Identification of IL2RA gene expression in AD using scRNA-seq and ST-seq data. A–C – t-SNE plots showing the nine major cell types in all samples (A), HC samples (B), and AD samples (C). D – Bar plots illustrating the distribution of cell types in HC and AD samples. E – Bubble plots displaying the expression of the top two marker genes in each cell type. F – t-SNE plots depicting IL2RA gene expression in major cell types within HC and AD samples. G – Spatial scatter pie plots showing the annotated regions in skin tissue. H – Bubble plots presenting IL2RA gene expression in the annotated regions. I – Spatial scatter pie plots showing the annotated cell types in the capture location

Furthermore, ST-seq data were obtained, processed, and clustered (Supplementary Figures S2 A, B; S3 A).

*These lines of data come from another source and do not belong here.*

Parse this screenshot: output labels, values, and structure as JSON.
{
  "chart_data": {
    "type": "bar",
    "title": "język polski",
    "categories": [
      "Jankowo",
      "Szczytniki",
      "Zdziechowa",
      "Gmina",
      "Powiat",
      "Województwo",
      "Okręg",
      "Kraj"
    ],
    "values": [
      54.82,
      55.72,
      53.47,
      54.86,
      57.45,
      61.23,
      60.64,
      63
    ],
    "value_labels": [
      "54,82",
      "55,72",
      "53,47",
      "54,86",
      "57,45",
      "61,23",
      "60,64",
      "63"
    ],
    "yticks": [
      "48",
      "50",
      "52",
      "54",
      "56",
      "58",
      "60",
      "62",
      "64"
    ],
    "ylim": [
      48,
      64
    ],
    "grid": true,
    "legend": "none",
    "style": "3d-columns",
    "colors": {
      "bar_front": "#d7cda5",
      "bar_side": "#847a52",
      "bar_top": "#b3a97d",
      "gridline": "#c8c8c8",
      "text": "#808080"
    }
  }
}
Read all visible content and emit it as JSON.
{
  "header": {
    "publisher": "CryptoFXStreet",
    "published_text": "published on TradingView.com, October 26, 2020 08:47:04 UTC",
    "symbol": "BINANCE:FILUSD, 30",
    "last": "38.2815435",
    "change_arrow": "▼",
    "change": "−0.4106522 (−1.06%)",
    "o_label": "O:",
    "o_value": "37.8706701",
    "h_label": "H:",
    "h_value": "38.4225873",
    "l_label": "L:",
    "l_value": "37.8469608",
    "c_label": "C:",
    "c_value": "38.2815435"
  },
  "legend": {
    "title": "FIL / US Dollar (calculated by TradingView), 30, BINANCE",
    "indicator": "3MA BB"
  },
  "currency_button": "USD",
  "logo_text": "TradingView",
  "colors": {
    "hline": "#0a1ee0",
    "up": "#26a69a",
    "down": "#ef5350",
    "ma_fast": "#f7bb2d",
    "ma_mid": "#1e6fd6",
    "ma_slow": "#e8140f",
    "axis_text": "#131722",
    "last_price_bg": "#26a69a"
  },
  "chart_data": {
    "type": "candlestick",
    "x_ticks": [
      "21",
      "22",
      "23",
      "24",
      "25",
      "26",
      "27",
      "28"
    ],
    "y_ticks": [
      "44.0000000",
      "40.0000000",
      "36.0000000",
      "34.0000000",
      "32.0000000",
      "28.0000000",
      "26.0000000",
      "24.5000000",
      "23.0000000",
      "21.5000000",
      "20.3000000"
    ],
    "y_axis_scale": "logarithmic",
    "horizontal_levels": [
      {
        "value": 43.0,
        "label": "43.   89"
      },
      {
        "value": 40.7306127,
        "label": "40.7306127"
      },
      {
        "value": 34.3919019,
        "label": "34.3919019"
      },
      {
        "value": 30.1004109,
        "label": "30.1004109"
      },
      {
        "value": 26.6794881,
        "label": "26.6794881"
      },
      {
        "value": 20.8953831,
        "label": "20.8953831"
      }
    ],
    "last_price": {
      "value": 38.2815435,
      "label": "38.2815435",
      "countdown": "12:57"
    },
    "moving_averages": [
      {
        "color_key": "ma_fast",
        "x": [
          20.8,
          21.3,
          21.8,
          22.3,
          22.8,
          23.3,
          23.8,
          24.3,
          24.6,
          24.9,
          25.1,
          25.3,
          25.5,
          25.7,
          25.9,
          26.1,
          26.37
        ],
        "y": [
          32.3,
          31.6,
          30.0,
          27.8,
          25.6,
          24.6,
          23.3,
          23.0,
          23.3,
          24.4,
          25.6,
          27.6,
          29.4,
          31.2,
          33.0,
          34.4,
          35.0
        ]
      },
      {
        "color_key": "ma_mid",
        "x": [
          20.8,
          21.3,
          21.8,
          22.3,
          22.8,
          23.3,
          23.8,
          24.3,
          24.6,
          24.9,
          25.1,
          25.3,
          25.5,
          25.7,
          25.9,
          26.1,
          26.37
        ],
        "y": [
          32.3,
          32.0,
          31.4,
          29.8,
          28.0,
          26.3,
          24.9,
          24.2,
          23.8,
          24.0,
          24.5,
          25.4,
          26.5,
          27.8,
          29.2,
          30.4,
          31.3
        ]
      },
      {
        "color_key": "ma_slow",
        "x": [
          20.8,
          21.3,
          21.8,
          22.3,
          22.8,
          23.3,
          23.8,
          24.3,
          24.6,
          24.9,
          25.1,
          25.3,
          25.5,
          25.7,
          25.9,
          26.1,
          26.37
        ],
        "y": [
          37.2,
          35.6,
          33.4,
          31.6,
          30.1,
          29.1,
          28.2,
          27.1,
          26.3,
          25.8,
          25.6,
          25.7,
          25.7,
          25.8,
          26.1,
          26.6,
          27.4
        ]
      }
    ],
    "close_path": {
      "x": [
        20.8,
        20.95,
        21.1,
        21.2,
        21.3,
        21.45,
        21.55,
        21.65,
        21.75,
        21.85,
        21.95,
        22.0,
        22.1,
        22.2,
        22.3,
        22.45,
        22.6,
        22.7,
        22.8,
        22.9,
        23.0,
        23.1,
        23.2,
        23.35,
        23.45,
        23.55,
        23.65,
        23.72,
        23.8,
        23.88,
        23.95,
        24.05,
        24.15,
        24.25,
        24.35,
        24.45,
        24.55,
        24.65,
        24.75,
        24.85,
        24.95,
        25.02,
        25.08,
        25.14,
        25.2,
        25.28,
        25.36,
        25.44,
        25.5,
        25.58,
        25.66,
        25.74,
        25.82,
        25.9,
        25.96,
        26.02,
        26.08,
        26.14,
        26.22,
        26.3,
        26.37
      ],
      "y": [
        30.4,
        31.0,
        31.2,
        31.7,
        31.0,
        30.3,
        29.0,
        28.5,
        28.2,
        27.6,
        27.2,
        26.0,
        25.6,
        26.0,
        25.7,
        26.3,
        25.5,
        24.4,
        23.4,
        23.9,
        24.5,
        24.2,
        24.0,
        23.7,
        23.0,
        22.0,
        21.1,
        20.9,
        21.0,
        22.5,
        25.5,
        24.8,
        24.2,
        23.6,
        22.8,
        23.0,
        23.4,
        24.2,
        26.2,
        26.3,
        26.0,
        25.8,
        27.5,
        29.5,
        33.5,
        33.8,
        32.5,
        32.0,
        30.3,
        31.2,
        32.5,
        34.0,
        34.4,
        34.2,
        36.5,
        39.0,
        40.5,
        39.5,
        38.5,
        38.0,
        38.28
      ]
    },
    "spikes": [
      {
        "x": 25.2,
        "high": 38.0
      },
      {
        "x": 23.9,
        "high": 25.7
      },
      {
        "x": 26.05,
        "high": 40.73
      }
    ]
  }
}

A total of 7 regions were identified: upper epidermis (niche 5), lower epidermis (niches 3 and 18), leukocyte infiltration (niches 0, 4, 8, and 16), ECM/fibroblast (niches 1, 2, 6, 7, 9, 10, 14, and 15), sweat gland (niche 11), fibroblast (niche 12), smooth muscle cell (niche 13), and hair follicle (niche 17) (Figure 6G; Supplementary Figure S3 B). IL2RA expression was prominent in leukocyte infiltration zones (Figure 6 H). Following cell-type mapping, four cell types were identified: natural killer cells, keratinocytes, phagocytes, and T cells (Figure 6 I). Phagocytes and T cells were predominantly enriched in the leukocyte infiltration region, consistent with the scRNA-seq analysis.